Evan FlodenEvan Floden
Aug 01, 2022

Nextflow and AWS Batch – Inside the Integration (2 of 3)

In the first of this series of articles on Nextflow and AWS Batch, we looked at AWS Batch, describe some key concepts and explained the Nextflow execution model and user experience.

In this article second article, we provide a step-by-step guide explaining how to setup AWS Batch for use with open source Nextflow. We also take a deep-dive and explore some details of the integration.

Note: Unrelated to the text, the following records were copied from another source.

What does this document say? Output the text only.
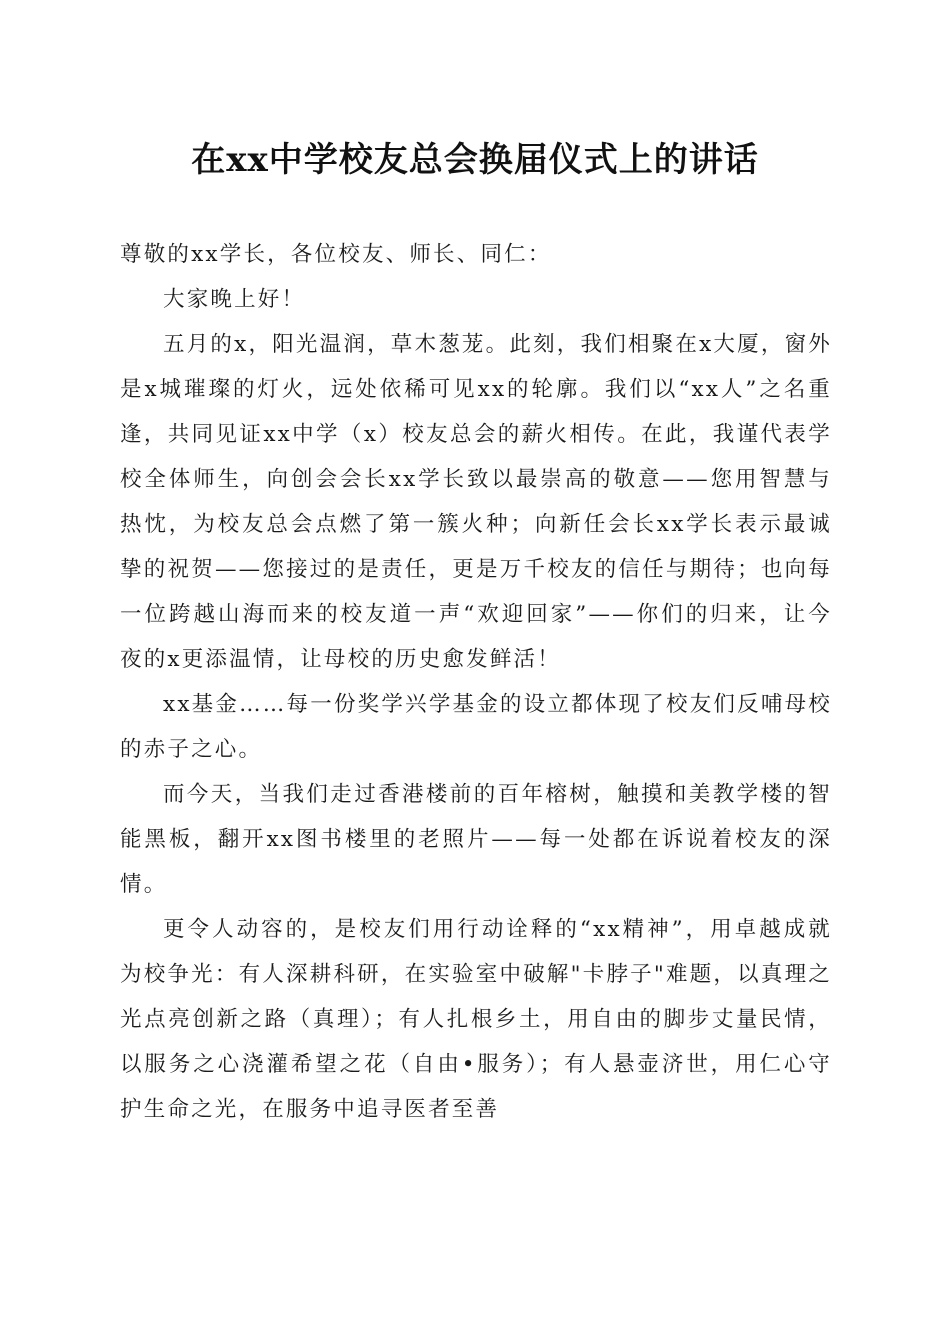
在xx中学校友总会换届仪式上的讲话

尊敬的xx学长，各位校友、师长、同仁：

大家晚上好！

五月的x，阳光温润，草木葱茏。此刻，我们相聚在x大厦，窗外是x城璀璨的灯火，远处依稀可见xx的轮廓。我们以“xx人”之名重逢，共同见证xx中学（x）校友总会的薪火相传。在此，我谨代表学校全体师生，向创会会长xx学长致以最崇高的敬意——您用智慧与热忱，为校友总会点燃了第一簇火种；向新任会长xx学长表示最诚挚的祝贺——您接过的是责任，更是万千校友的信任与期待；也向每一位跨越山海而来的校友道一声“欢迎回家”——你们的归来，让今夜的x更添温情，让母校的历史愈发鲜活！

xx基金……每一份奖学兴学基金的设立都体现了校友们反哺母校的赤子之心。

而今天，当我们走过香港楼前的百年榕树，触摸和美教学楼的智能黑板，翻开xx图书楼里的老照片——每一处都在诉说着校友的深情。

更令人动容的，是校友们用行动诠释的“xx精神”，用卓越成就为校争光：有人深耕科研，在实验室中破解"卡脖子"难题，以真理之光点亮创新之路（真理）；有人扎根乡土，用自由的脚步丈量民情，以服务之心浇灌希望之花（自由•服务）；有人悬壶济世，用仁心守护生命之光，在服务中追寻医者至善
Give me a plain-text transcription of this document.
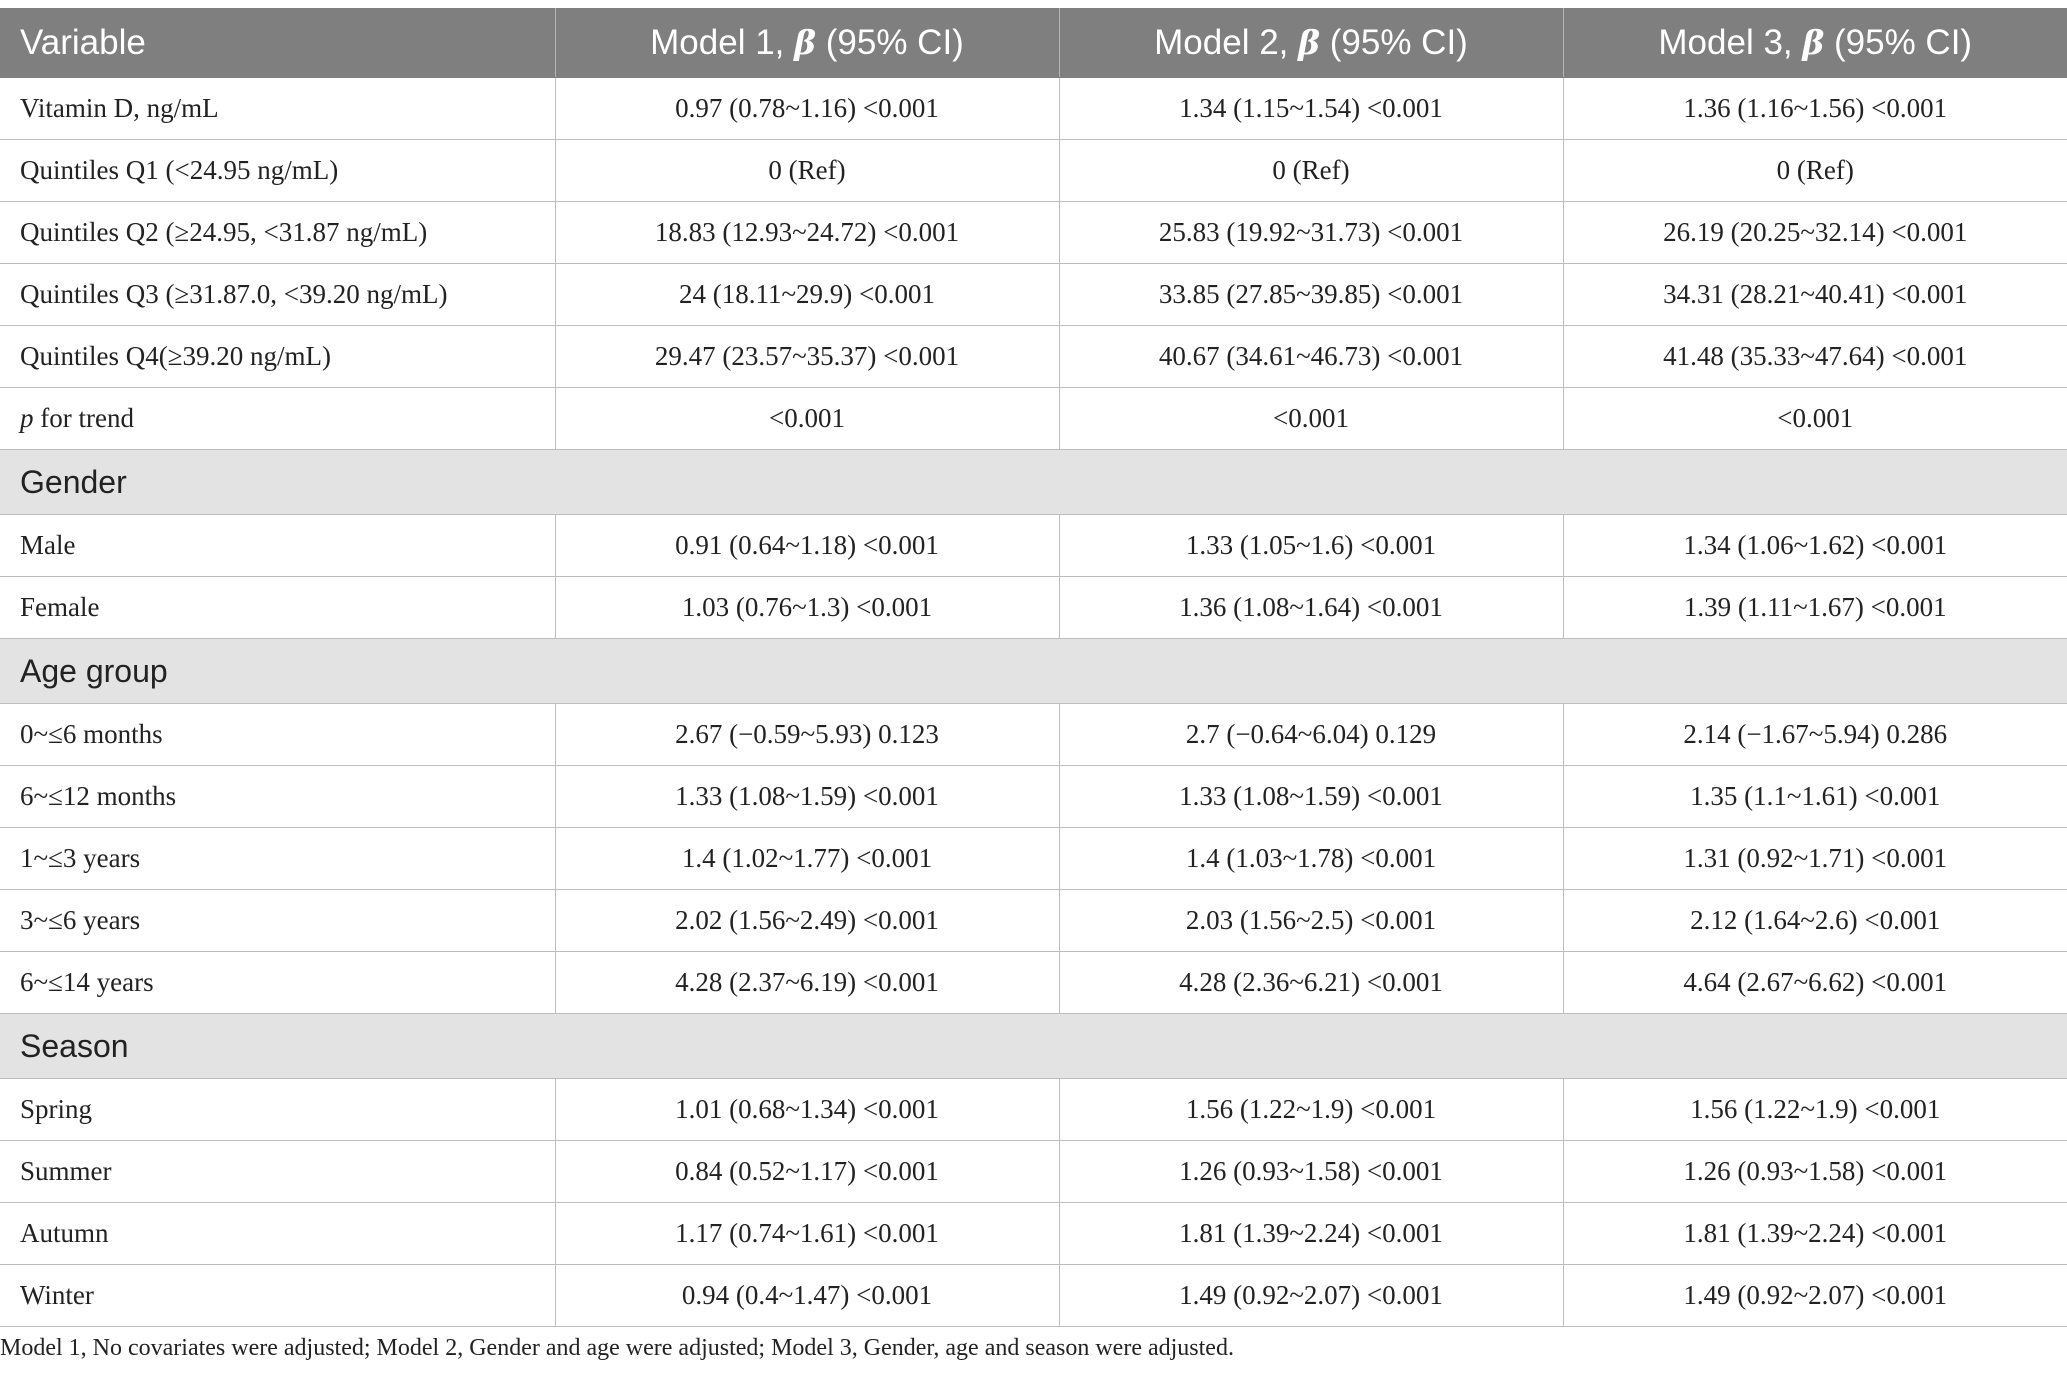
Variable	Model 1, β (95% CI)	Model 2, β (95% CI)	Model 3, β (95% CI)
Vitamin D, ng/mL	0.97 (0.78~1.16) <0.001	1.34 (1.15~1.54) <0.001	1.36 (1.16~1.56) <0.001
Quintiles Q1 (<24.95 ng/mL)	0 (Ref)	0 (Ref)	0 (Ref)
Quintiles Q2 (≥24.95, <31.87 ng/mL)	18.83 (12.93~24.72) <0.001	25.83 (19.92~31.73) <0.001	26.19 (20.25~32.14) <0.001
Quintiles Q3 (≥31.87.0, <39.20 ng/mL)	24 (18.11~29.9) <0.001	33.85 (27.85~39.85) <0.001	34.31 (28.21~40.41) <0.001
Quintiles Q4(≥39.20 ng/mL)	29.47 (23.57~35.37) <0.001	40.67 (34.61~46.73) <0.001	41.48 (35.33~47.64) <0.001
p for trend	<0.001	<0.001	<0.001
Gender			
Male	0.91 (0.64~1.18) <0.001	1.33 (1.05~1.6) <0.001	1.34 (1.06~1.62) <0.001
Female	1.03 (0.76~1.3) <0.001	1.36 (1.08~1.64) <0.001	1.39 (1.11~1.67) <0.001
Age group			
0~≤6 months	2.67 (−0.59~5.93) 0.123	2.7 (−0.64~6.04) 0.129	2.14 (−1.67~5.94) 0.286
6~≤12 months	1.33 (1.08~1.59) <0.001	1.33 (1.08~1.59) <0.001	1.35 (1.1~1.61) <0.001
1~≤3 years	1.4 (1.02~1.77) <0.001	1.4 (1.03~1.78) <0.001	1.31 (0.92~1.71) <0.001
3~≤6 years	2.02 (1.56~2.49) <0.001	2.03 (1.56~2.5) <0.001	2.12 (1.64~2.6) <0.001
6~≤14 years	4.28 (2.37~6.19) <0.001	4.28 (2.36~6.21) <0.001	4.64 (2.67~6.62) <0.001
Season			
Spring	1.01 (0.68~1.34) <0.001	1.56 (1.22~1.9) <0.001	1.56 (1.22~1.9) <0.001
Summer	0.84 (0.52~1.17) <0.001	1.26 (0.93~1.58) <0.001	1.26 (0.93~1.58) <0.001
Autumn	1.17 (0.74~1.61) <0.001	1.81 (1.39~2.24) <0.001	1.81 (1.39~2.24) <0.001
Winter	0.94 (0.4~1.47) <0.001	1.49 (0.92~2.07) <0.001	1.49 (0.92~2.07) <0.001
Model 1, No covariates were adjusted; Model 2, Gender and age were adjusted; Model 3, Gender, age and season were adjusted.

In the third and final article in our series, we will look at Nextflow Tower - a collaborative command-post for Nextflow pipelines. We will show how Tower can fully automate the deployment of AWS Batch compute environments using Tower Forge.

Setting up AWS Batch for Use with Open Source Nextflow

There are several excellent guides that describe how to set up Nextflow to run with AWS Batch. A detailed step-by-step guide with screenshots along the way is offered by the State Public Health BioInformatics Group. Rather than reinvent the wheel we describe the high-level steps involved in configuring AWS Batch below. Additional details can be found by consulting the guide above or reviewing the Nextflow AWS Batch documentation.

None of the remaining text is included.